Pulsatile tinnitus (PT) is a common symptom originating from turbulent blood flow within blood vessels (veins and arteries). It is often described as a swooshing, whooshing, thumbing, or fetal monitor sound, which happens in time with the heartbeat. Most often the origin of these sounds are within the head, though can occasionally come from the neck or chest. An accurate diagnosis of the underlying cause of this symptom is essential to effective treatment.
PT should not be confused with other audible rhythmic sounds that are not in time with the heartbeat. These conditions are rare and most often are secondary to spontaneous contractions of the middle ear or throat muscles, similar to leg cramps. These sounds are often described as clicking, popping, crackling, flag flapping, rumbling, drum bell, and buzzing. Stimuli such as external sounds, as well as burping, talking, and touching the skin around the ear or head may trigger these rhythmic sounds.
Patients with PT should be initially evaluated by an Otolaryngologist (Ear, Nose, and Throat) specialist with expertise in this symptom. A thorough history must be taken focusing on timing, onset, severity, arrgravating/alleviating conditions, etc. The physical is a comprehensive head and neck exam, and should always include listening to the skull, neck, and chest with a stethoscope. In addition, an audiogram (hearing test) should be obtained in all patients. Depending upon the findings of the examination and the hearing test, imaging consistint of either a CT, MRI, or ultrasound may be ordered. In very rare instances an angiogram is required. On occasion further diagnostic testing is required and referral to a neurologist, or an interventional radiologist may be necessary to arrive at a diagnosis. Blood tests such as red blood count (hemoglobin), cholesterol level, and thyroid tests are obtained when anemia, hyperthyroidism, or atherosclerosis are suspected.
In our experience, the most common causes of etiologies of PT are stated below.
1. Idiopathic intracranial hypertension syndrome. (Historically known as “benign intracranial hypertension” or “pseudotumor cerebri”). This is a condition characterized by build-up of pressure inside the skull/brain and mostly affects obese females of childbearing age. In addition to PT, headaches and blurred vision are other associated symptoms.
2. Sigmoid sinus and jugular bulb abnormalities. This is when the shape of major veins inside the head results in turbulunce of blood flow. This condition does not have the risk of a stroke
3. Glomus tumors of the middle ear and the undersurface of the skull. These are benign slow growing tumors, but if left untreated can substantially impact quality of life.

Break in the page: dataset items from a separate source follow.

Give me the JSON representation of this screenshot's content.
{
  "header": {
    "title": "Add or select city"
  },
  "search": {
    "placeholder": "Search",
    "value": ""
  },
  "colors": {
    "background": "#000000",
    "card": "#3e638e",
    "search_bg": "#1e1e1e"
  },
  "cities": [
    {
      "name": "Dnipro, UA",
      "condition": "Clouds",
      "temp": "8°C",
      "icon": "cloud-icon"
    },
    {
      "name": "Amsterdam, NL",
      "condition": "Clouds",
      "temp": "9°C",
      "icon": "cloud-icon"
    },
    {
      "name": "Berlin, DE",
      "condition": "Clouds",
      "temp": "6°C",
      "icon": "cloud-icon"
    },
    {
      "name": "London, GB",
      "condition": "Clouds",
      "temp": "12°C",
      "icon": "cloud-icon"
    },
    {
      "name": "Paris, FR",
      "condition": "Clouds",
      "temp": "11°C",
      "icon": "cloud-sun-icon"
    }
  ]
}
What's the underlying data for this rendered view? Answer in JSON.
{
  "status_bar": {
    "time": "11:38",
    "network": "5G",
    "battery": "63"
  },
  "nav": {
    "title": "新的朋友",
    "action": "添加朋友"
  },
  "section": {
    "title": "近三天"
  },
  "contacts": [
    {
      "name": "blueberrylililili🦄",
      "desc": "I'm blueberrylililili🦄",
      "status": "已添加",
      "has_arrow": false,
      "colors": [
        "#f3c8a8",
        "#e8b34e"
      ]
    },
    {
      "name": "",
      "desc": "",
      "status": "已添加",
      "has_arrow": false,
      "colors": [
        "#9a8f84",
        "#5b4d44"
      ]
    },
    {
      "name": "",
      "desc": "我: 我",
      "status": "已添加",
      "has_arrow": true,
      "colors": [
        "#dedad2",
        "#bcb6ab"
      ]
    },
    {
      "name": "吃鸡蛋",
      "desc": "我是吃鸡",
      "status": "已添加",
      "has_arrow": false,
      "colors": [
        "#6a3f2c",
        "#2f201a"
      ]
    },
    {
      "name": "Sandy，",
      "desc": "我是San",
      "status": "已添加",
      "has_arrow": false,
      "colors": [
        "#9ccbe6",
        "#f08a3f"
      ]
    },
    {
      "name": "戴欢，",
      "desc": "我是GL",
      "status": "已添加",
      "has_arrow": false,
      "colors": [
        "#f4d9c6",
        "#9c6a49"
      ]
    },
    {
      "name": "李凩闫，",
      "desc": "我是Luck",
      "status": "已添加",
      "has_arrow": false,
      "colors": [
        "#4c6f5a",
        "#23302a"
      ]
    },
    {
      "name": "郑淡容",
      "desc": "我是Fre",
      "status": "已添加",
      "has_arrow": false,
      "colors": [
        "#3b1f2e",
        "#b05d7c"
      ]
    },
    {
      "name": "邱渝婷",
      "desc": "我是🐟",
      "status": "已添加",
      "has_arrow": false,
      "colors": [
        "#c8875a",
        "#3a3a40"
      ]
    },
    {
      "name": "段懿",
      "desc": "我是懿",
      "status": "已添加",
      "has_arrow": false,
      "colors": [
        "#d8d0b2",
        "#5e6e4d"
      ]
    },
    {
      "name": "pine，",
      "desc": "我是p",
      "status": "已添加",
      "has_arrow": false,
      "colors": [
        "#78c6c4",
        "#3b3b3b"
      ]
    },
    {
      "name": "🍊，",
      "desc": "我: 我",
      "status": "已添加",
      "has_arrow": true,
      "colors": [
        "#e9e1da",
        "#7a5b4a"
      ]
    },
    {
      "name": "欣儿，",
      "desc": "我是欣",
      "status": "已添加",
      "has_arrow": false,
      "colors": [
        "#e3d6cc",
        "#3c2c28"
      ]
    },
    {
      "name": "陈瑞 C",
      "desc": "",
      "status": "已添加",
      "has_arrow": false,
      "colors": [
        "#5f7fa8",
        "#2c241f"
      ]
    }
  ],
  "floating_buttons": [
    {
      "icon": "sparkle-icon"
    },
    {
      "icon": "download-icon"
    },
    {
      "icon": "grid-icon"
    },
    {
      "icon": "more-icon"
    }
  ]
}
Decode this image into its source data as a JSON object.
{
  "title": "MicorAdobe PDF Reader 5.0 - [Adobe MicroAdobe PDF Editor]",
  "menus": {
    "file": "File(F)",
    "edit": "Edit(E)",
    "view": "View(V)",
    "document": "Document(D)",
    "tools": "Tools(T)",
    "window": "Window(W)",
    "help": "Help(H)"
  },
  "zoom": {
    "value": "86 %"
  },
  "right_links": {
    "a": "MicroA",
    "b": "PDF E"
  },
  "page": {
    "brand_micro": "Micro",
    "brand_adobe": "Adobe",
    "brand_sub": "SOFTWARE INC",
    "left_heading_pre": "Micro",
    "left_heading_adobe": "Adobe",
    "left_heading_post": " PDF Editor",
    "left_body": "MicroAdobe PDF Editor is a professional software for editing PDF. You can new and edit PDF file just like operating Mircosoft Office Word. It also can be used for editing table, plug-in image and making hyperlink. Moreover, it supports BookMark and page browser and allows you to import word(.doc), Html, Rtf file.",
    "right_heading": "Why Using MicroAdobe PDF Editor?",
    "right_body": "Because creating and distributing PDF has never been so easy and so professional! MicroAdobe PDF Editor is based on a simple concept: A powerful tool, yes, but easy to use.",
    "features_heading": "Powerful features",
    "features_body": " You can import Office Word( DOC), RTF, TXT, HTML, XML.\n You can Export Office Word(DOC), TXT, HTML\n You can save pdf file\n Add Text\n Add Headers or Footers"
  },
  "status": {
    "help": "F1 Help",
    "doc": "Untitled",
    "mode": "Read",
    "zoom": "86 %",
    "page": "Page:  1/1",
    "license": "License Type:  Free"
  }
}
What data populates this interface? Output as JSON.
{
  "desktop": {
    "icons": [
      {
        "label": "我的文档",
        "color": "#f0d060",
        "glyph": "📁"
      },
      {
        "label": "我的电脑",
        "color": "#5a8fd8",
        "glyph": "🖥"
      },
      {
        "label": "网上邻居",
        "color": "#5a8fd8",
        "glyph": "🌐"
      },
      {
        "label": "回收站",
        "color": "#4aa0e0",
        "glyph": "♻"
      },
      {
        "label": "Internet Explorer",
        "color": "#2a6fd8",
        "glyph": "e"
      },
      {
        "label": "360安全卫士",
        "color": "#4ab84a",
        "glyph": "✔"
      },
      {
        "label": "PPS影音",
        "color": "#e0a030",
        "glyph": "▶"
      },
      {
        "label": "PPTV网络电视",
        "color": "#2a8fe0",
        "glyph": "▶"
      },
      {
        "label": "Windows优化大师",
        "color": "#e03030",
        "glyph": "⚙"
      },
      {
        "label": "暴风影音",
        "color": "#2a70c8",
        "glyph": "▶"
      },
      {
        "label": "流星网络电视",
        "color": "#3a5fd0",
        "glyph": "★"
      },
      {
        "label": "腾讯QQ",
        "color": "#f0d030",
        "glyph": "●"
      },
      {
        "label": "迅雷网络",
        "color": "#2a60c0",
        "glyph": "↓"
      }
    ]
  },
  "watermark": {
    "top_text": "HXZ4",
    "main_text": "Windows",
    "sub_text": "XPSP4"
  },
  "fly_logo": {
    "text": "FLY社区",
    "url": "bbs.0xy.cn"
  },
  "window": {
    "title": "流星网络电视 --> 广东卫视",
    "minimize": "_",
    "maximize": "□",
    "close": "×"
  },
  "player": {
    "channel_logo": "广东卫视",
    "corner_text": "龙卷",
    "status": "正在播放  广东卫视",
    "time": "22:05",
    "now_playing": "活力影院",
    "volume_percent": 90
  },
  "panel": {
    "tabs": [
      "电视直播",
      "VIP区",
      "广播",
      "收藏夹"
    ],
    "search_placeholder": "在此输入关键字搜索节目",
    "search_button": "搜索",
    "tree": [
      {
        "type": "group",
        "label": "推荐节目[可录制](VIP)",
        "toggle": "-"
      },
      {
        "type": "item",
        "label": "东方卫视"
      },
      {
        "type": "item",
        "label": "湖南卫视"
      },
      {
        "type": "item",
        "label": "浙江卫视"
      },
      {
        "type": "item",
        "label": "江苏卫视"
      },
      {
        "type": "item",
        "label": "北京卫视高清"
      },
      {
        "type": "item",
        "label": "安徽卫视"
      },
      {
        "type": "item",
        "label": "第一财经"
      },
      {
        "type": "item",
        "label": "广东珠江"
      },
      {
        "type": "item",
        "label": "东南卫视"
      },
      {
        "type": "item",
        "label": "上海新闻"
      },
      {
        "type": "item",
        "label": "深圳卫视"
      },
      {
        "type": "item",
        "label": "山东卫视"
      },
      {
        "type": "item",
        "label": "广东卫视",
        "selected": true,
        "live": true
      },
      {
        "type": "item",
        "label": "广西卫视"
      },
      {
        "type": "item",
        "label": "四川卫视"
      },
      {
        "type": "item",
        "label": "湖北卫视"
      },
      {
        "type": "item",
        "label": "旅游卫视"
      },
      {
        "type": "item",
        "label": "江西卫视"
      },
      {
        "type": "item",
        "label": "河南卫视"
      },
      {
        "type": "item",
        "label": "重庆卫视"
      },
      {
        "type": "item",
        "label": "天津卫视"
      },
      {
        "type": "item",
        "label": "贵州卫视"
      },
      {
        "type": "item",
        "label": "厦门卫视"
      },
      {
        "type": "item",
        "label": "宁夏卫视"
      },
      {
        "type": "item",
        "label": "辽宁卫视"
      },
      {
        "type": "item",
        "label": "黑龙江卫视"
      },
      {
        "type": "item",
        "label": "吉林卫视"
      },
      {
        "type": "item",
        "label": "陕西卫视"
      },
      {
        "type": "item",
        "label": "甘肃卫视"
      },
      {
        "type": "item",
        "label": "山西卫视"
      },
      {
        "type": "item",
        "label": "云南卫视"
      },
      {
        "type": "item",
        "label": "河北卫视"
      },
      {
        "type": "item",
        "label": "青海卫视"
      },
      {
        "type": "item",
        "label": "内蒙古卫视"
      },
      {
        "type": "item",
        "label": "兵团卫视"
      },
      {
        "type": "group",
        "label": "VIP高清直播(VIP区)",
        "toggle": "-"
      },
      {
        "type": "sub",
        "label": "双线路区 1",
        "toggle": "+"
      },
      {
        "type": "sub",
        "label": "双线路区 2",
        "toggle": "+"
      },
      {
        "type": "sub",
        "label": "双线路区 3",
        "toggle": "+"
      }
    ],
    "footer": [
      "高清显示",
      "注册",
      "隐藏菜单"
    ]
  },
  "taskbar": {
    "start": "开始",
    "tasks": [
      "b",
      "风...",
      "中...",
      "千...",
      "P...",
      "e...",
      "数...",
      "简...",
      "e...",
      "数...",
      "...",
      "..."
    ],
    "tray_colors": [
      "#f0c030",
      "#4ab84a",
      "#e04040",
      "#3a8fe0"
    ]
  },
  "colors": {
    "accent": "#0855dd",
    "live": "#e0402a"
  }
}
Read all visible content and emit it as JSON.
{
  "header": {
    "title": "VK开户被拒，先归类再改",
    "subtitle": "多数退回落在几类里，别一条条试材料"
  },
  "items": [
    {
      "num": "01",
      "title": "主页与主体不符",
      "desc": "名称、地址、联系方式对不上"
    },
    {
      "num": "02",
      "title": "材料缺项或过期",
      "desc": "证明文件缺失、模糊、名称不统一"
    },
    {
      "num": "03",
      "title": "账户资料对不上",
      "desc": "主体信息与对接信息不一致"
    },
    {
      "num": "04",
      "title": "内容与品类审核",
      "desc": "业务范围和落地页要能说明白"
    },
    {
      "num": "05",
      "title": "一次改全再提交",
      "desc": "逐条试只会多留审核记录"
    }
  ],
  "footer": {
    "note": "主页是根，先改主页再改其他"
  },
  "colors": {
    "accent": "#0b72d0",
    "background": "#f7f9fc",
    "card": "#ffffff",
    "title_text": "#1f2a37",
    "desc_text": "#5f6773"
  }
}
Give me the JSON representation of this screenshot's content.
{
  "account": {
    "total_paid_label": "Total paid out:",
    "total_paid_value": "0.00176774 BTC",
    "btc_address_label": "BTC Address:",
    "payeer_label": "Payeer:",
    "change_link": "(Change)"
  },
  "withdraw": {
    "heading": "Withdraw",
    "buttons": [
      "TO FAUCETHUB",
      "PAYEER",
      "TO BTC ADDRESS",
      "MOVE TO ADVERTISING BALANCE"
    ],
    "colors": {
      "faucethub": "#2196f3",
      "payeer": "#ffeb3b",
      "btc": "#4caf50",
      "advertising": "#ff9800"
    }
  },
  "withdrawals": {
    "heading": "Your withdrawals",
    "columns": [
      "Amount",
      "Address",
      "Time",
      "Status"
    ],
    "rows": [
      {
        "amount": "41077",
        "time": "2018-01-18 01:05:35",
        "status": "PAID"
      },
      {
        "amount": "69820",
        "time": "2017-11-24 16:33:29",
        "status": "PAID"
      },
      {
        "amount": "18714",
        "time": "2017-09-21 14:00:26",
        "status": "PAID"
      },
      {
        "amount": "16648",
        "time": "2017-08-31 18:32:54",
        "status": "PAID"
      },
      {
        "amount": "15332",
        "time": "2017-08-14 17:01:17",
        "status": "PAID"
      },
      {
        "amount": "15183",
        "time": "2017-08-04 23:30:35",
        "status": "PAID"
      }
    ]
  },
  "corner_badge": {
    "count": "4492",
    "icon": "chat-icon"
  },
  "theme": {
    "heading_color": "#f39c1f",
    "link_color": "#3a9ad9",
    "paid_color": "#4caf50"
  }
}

4. Atherosclerosis of the arteries of the neck (carotid arteries). This is a hardening of the arteries secondary to deposits of cholesterol and other fats in the walls of the arteries that cause turbulence.
5. Migraine. Up to 2% of individuals with migraine have PT, which usually occurs in both ears and tends to be high frequency (pitch).
6. Arterio-venous fistula/malformations. This condition usually results in extremely loud pulsations. This has the risk of a potential stroke but is fortunately relatively rare.
7. Superior Semicircular Canal Dehiscence Syndrome: This is an absence of bone over the balance canals. Although frequently associated with imbalance/dizziness, one of the most common symptoms is PT.
8. Sensorineural (nerve type) of hearing loss. Usually affects older individuals (hearing loss of aging). PT is usually ocurs in both ears and unlike most PT, is high-pitched.
9. Low blood count of various etiologies (Anemia)
10. Fibromuscular dysplasia. This disease mainly involves the arteries of the neck and kidneys. It is mainly seen in women between 20 and 60 years of age and PT can be the only symptom. High blood pressure and headache are other potential manifestations
11. Pregnancy. PT may develop rarely during the third trimester of pregnancy and is likely due to a normal increase in blood volume. This condition usually subsides soon after delivery.
Treatment of Pulsatile Tinnitus
Successful treatment of PT is entirely dependent on an accurate diagnosis. As most causes are benign and not life-threatening, observation (no intervention) is reasonable for many patients. However, for those with more serious conditions causing PT or for those who PT is extremely bothersome, there are many possible treatments.
Conditions that can be treated medically are idiopathic intracranial hypertension, anemia, and migraines. The other conditions can be treated with either surgery or interventional radiology procedures. For those conditions that are related to obesity, weight-reduction surgery can be very successful.
Caution: Some patients and even surgeons may be tempted to “tie off” the large veins in the neck, especially if compression of these veins in the clinic results in a decrease/elimination of the PT. This proceddure should never be performed as it is not only ineffective in the long-term, it is associated with sigificant, often life-threatening risks.
Fortunately, recent advancements in the understanding of the various causes of PT have led to relatively simple and minimal risk interventions. VCU has been known as a world center for the study and treatment of PT and its’ treatment for over 40 years.